Maurice Blackburn welcomes Victorian Ombudsman’s investigation into handing of workers compensation claims
6 November 2015
Maurice Blackburn has welcomed a decision by the Victorian Ombudsman to launch an ‘own motion’ investigation into the management of workers compensation claims.
Principal at Maurice Blackburn Liberty Sanger, a workplace injury specialist, said the announcement by Ombudsman Deborah Glass was significant considering it was the second own motion Ombudsman’s investigation in five years into WorkSafe, their insurers and the handling of workers' compensation claims.
“We receive many complaints from our clients about the way they have been treated and the way their claims are considered by WorkSafe agents,” Ms Sanger said.
“Many complaints relate to the manner in which their workers' compensation claims are considered, which can lead to their injuries worsening rather than helping with their rehabilitation and return to work.
“Many medical practitioners are also frustrated with their interactions with WorkSafe agents in having their medical opinions second-guessed, or forcing them to wait lengthy periods for approvals for patients to get necessary treatment. This can also lead to a worsening of workers’ injuries and affect their prospects of successful rehabilitation and return to work.
“In May 2011 the then Ombudsman initiated an own motion investigation on the back of rising complaints from workers (246 in 2007-08 and 312 in 2009-10). It would seem that despite the recommendations that were made, complaints to the Ombudsman’s office have continued to rise (370 in 2014-15), as have the number of disputes lodged with the Accident Compensation Conciliation Service.”
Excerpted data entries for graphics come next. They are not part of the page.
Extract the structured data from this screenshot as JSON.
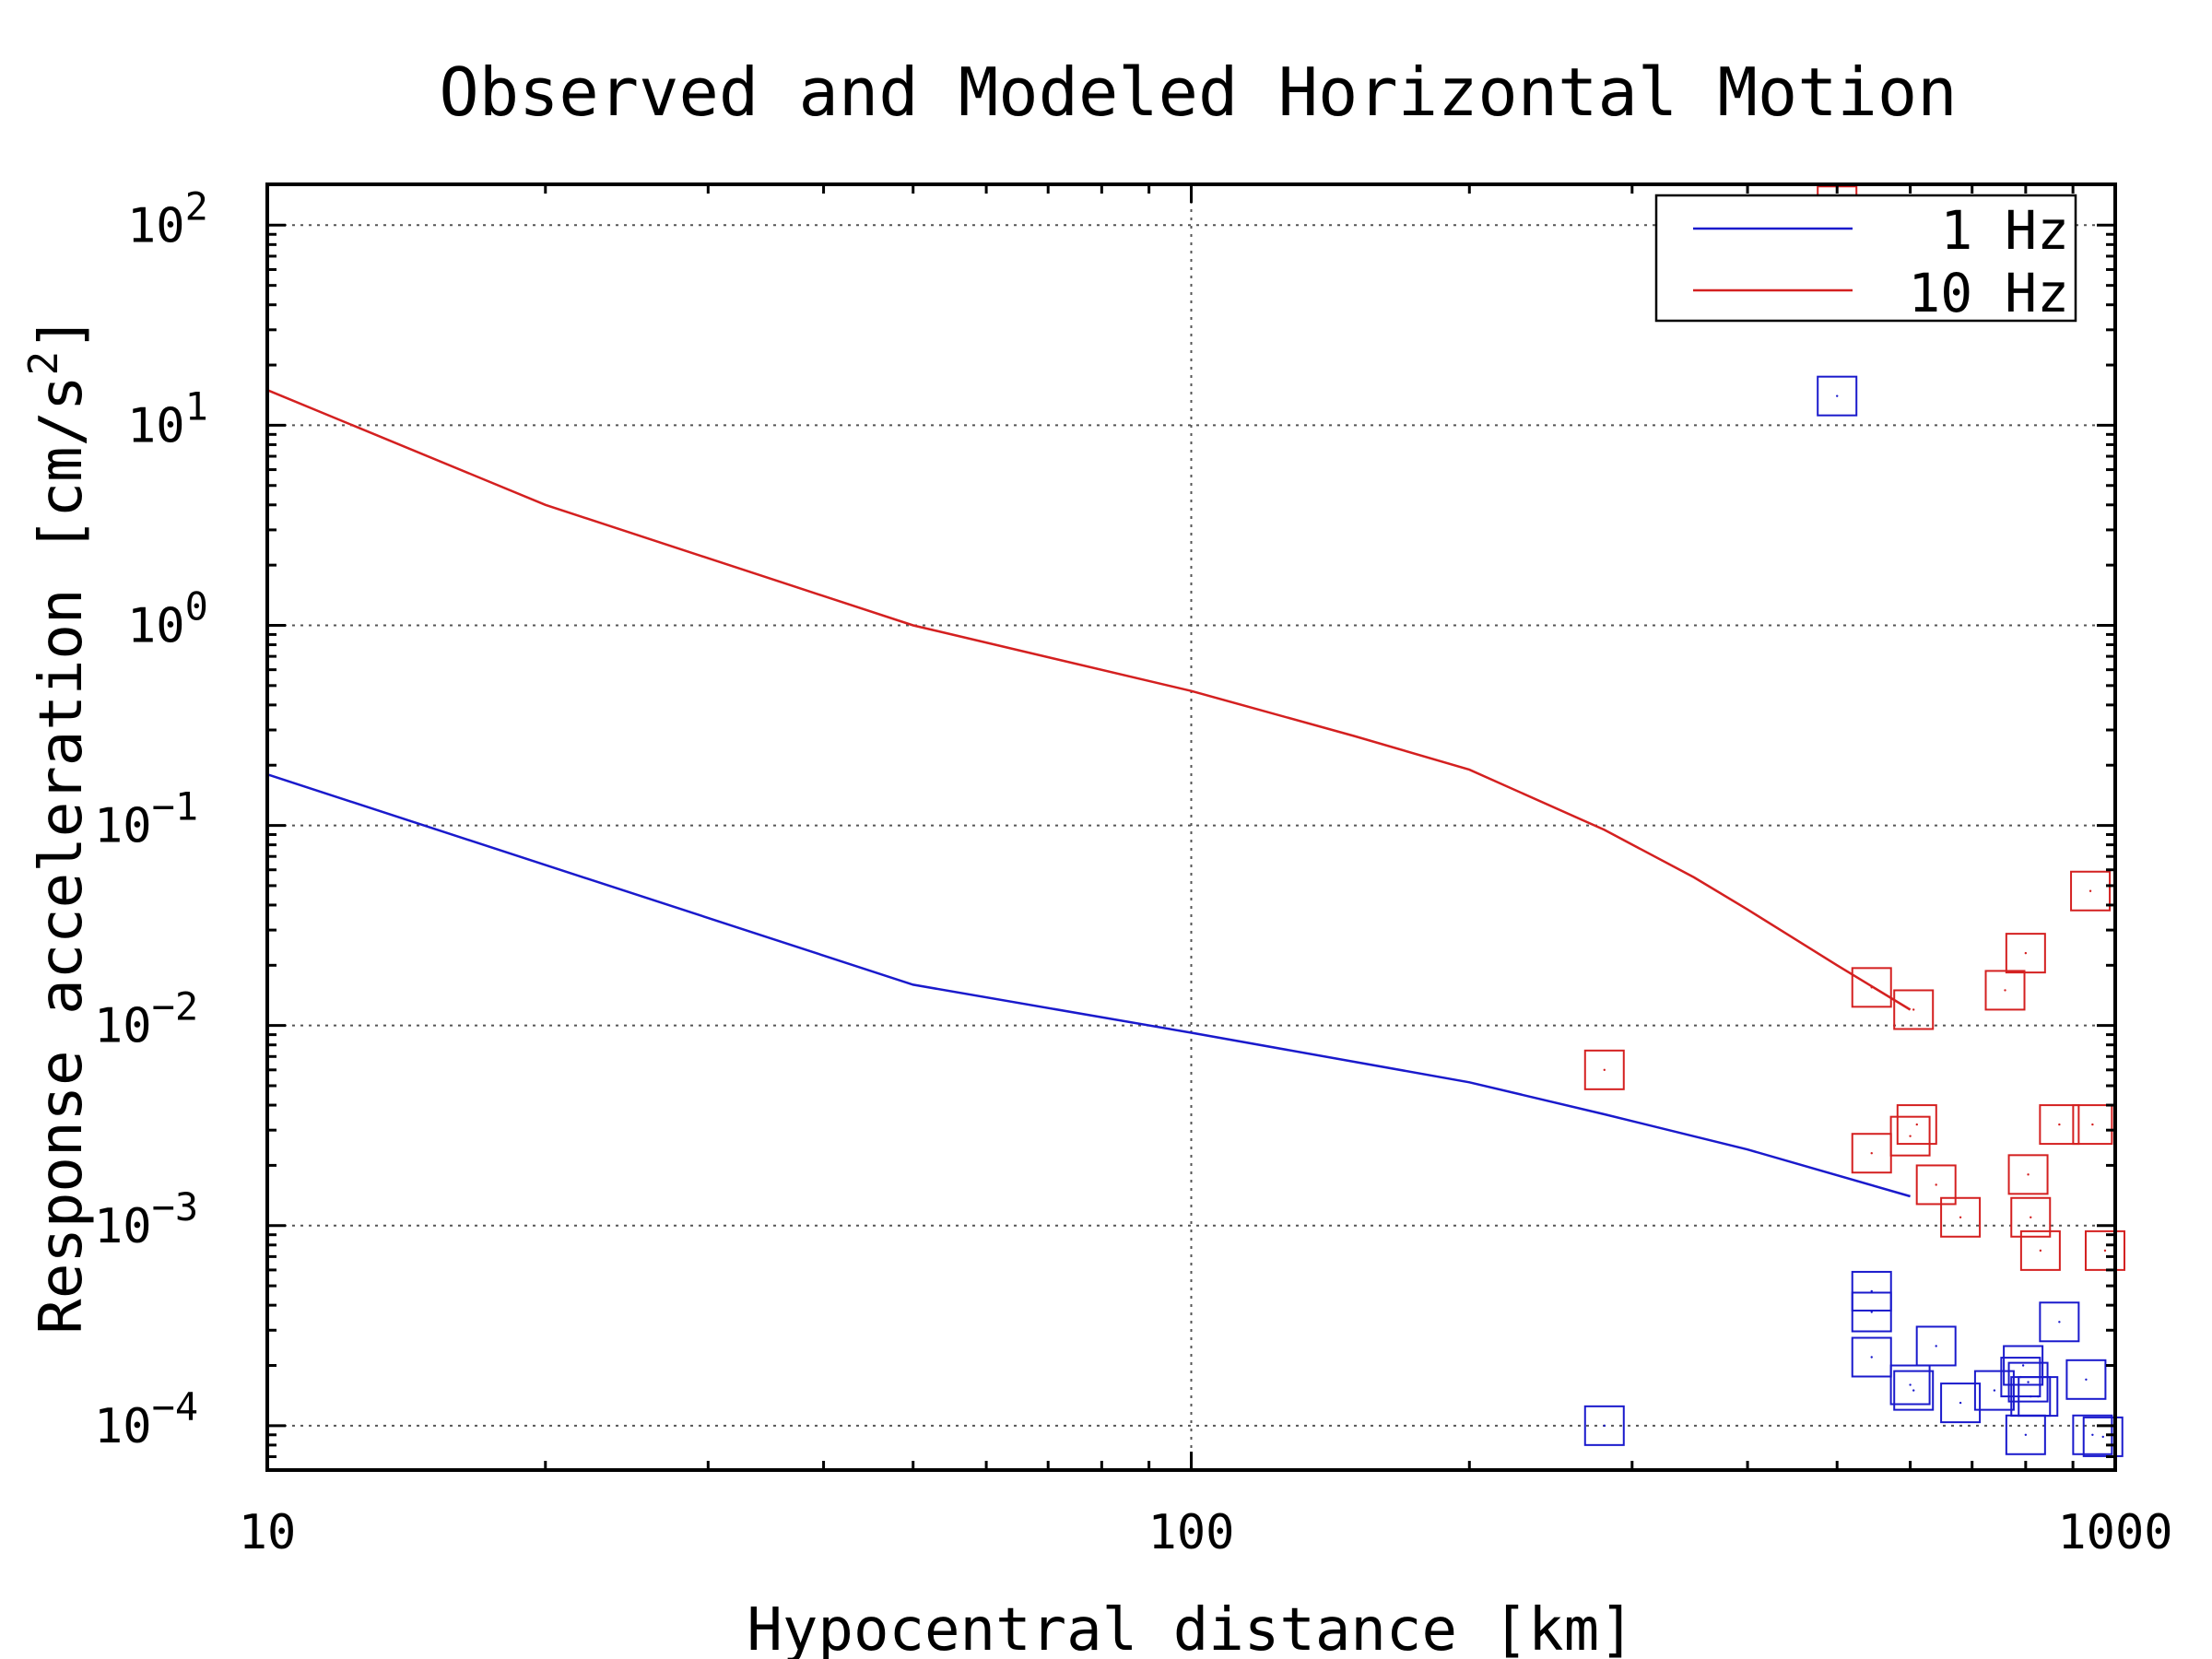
{
  "chart_data": {
    "type": "scatter",
    "title": "Observed and Modeled Horizontal Motion",
    "xlabel": "Hypocentral distance [km]",
    "ylabel_text": "Response acceleration [cm/s",
    "ylabel_superscript": "2",
    "ylabel_suffix": "]",
    "x_scale": "log",
    "y_scale": "log",
    "xlim": [
      10,
      1000
    ],
    "ylim": [
      6e-05,
      160
    ],
    "x_ticks": [
      {
        "value": 10,
        "label": "10"
      },
      {
        "value": 100,
        "label": "100"
      },
      {
        "value": 1000,
        "label": "1000"
      }
    ],
    "y_ticks": [
      {
        "value": 0.0001,
        "base": "10",
        "exp": "−4"
      },
      {
        "value": 0.001,
        "base": "10",
        "exp": "−3"
      },
      {
        "value": 0.01,
        "base": "10",
        "exp": "−2"
      },
      {
        "value": 0.1,
        "base": "10",
        "exp": "−1"
      },
      {
        "value": 1,
        "base": "10",
        "exp": "0"
      },
      {
        "value": 10,
        "base": "10",
        "exp": "1"
      },
      {
        "value": 100,
        "base": "10",
        "exp": "2"
      }
    ],
    "grid": true,
    "legend_position": "top-right",
    "legend": [
      {
        "label": "1 Hz",
        "color": "#1a1acc"
      },
      {
        "label": "10 Hz",
        "color": "#d42020"
      }
    ],
    "model_lines": [
      {
        "name": "1 Hz",
        "color": "#1a1acc",
        "x": [
          10,
          50,
          100,
          200,
          280,
          400,
          600
        ],
        "y": [
          0.18,
          0.016,
          0.0092,
          0.0052,
          0.0036,
          0.0024,
          0.0014
        ]
      },
      {
        "name": "10 Hz",
        "color": "#d42020",
        "x": [
          10,
          20,
          50,
          100,
          150,
          200,
          280,
          350,
          400,
          500,
          600
        ],
        "y": [
          15,
          4.0,
          1.0,
          0.47,
          0.28,
          0.19,
          0.095,
          0.055,
          0.038,
          0.02,
          0.012
        ]
      }
    ],
    "observed": [
      {
        "name": "1 Hz observed",
        "color": "#1a1acc",
        "x": [
          280,
          500,
          545,
          545,
          545,
          600,
          605,
          640,
          680,
          740,
          790,
          795,
          800,
          805,
          810,
          825,
          870,
          930,
          945,
          970
        ],
        "y": [
          0.0001,
          14,
          0.00047,
          0.00037,
          0.00022,
          0.00016,
          0.00015,
          0.00025,
          0.00013,
          0.00015,
          0.000175,
          0.0002,
          9e-05,
          0.000165,
          0.00014,
          0.00014,
          0.00033,
          0.00017,
          9e-05,
          8.8e-05
        ]
      },
      {
        "name": "10 Hz observed",
        "color": "#d42020",
        "x": [
          280,
          500,
          545,
          545,
          600,
          605,
          610,
          640,
          680,
          760,
          800,
          805,
          810,
          830,
          870,
          940,
          945,
          975
        ],
        "y": [
          0.006,
          125,
          0.0155,
          0.0023,
          0.0028,
          0.012,
          0.0032,
          0.0016,
          0.0011,
          0.015,
          0.023,
          0.0018,
          0.0011,
          0.00075,
          0.0032,
          0.047,
          0.0032,
          0.00075
        ]
      }
    ]
  }
}
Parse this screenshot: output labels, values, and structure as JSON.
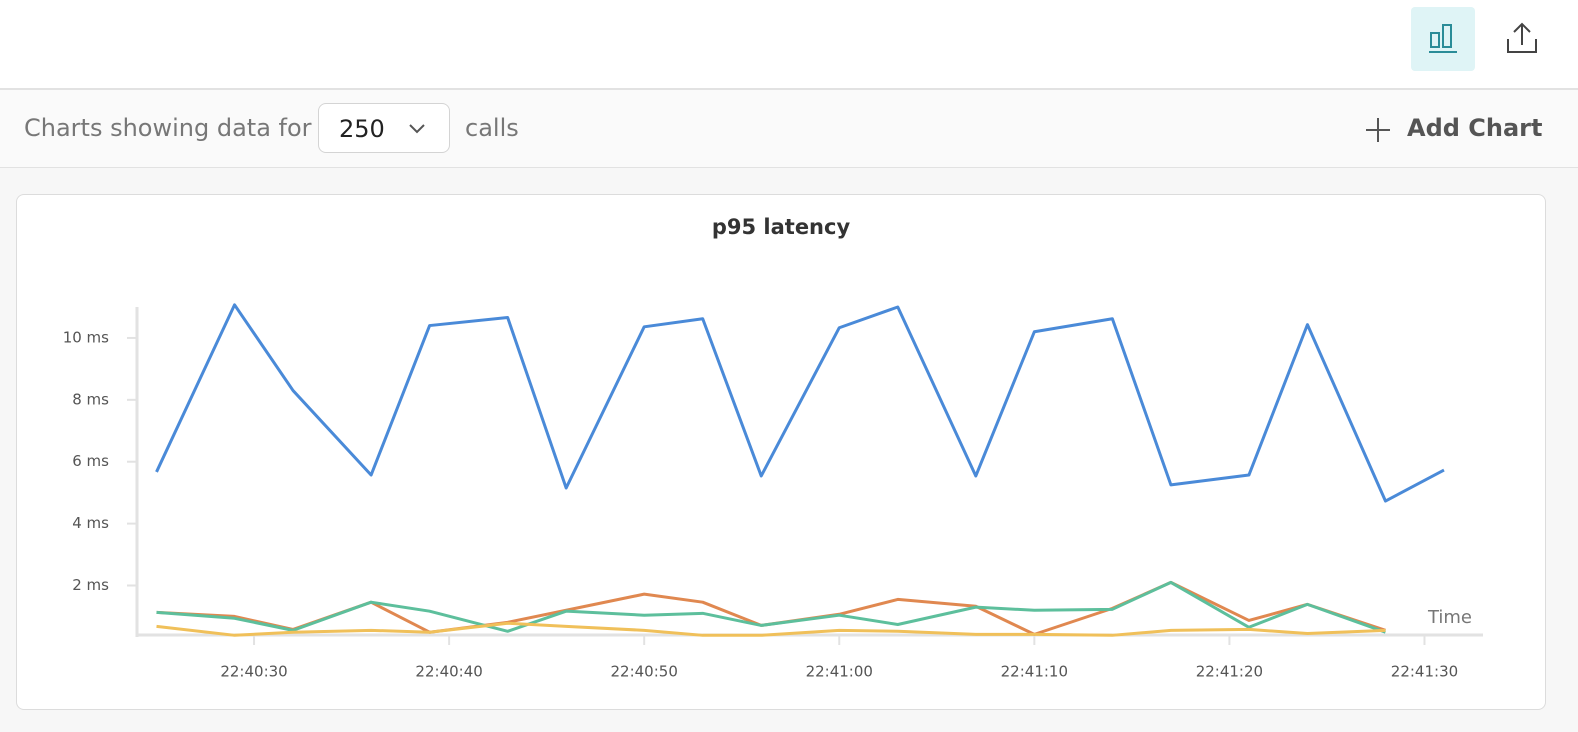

“The fact that this is the second own motion investigation in five years suggests that the way in which WorkSafe and its insurers treat injured workers and their medical practitioners needs a complete re-think. People should not be treated as second class citizens or be suspected of fraud just because they have been injured at work.”
“We are also interested to see what the investigation reveals about incentives offered by WorkSafe to insurers and whether they have played any role regarding insurers denying workers claims.”
CGU was fined $2.8 million dollars in 2011 for manipulating its compliance with an incentive offered by WorkSafe as a result of the last Ombudsman investigation, she said.
“While we hope that insurers have learned their lesson, we note that the Ombudsman is again investigating what role financial incentives have played in decisions to deny or terminate workers compensation entitlements. It’s not good for workers, employers or WorkSafe if incentives encourage insurers to reject claims and force workers into costly litigation.